Moreover I have also defined strings to be used in regex functions as a way to check they meet the following criteria:

Names - No digits or special characters allowed, first name has to be included and have a length that is between 2 and 40, both the middle and last names are optional with the last name having to be between 1 and 40 characters long. The total length of the name should be between 2 and 40 characters. It should not be empty.
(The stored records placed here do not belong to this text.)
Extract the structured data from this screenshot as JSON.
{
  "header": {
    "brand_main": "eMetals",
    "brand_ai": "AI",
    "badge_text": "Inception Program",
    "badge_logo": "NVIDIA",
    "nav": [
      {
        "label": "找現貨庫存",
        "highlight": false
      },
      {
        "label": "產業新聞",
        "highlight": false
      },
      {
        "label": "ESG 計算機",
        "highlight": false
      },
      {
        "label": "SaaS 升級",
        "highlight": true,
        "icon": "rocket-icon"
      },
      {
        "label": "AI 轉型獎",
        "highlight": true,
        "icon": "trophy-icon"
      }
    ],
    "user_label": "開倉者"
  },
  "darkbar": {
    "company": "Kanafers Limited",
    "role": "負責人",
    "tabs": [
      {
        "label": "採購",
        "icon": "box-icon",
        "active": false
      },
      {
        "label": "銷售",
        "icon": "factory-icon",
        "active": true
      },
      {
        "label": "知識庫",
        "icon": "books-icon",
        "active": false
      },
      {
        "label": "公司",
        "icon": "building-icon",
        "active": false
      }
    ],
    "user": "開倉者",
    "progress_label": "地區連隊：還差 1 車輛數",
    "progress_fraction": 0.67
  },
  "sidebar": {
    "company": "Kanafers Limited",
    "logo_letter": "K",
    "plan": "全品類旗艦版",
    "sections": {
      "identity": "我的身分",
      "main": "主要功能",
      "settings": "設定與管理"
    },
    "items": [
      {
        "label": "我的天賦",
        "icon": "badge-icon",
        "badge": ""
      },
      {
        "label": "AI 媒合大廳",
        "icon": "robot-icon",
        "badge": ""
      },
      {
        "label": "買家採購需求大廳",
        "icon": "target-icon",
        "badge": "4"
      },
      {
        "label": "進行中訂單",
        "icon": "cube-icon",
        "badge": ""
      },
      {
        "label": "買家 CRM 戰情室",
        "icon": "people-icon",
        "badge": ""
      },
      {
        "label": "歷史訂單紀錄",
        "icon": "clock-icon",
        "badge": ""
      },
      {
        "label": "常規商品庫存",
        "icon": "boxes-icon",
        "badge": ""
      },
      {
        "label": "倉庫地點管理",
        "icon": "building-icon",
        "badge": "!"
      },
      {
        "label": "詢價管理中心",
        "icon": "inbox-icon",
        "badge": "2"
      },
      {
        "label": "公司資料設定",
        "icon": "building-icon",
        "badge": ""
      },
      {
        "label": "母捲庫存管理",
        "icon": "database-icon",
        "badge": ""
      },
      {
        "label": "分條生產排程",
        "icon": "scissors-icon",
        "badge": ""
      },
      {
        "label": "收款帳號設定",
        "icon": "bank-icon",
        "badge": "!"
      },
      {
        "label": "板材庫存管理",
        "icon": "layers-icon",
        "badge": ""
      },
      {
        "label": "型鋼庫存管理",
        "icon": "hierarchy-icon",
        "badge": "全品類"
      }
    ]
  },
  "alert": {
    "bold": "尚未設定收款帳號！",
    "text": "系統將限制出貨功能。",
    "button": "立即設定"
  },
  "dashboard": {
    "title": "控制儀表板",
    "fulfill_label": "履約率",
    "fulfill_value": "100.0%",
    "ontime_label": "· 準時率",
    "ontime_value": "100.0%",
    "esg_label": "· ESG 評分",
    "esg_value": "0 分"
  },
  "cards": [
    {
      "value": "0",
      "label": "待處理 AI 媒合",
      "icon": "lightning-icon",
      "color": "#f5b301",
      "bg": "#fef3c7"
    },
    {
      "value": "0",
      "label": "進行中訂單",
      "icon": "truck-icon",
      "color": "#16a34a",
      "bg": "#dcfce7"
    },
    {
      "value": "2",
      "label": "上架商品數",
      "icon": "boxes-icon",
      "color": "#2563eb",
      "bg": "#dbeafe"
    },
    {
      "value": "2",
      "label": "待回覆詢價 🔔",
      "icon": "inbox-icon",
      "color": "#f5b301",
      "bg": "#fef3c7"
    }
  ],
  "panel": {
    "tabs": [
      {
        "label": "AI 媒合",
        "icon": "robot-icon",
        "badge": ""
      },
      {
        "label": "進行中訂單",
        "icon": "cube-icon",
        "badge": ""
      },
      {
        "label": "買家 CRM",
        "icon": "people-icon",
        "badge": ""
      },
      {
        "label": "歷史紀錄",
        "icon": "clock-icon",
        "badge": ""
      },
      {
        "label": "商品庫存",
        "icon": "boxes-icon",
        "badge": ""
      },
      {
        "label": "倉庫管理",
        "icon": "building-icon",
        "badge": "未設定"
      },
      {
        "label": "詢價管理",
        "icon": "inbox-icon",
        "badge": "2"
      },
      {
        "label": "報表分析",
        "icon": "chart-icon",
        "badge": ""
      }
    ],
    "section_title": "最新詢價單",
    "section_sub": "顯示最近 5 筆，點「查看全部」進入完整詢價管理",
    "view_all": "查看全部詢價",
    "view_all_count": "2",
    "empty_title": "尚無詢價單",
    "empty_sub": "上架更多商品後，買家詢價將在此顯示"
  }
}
Emails - Allowed to be alphanumeric with certain special characters such as periods, periods, underscores, colons etc. It must contain an @ symbol and end of with a domain (which can be of any length) that includes a period i.e. .com, .edu. In addition there must be at least 1 character in between the @ symbol and the last period.

Phone Numbers - Must only contain digits and must be between 9-13 characters long.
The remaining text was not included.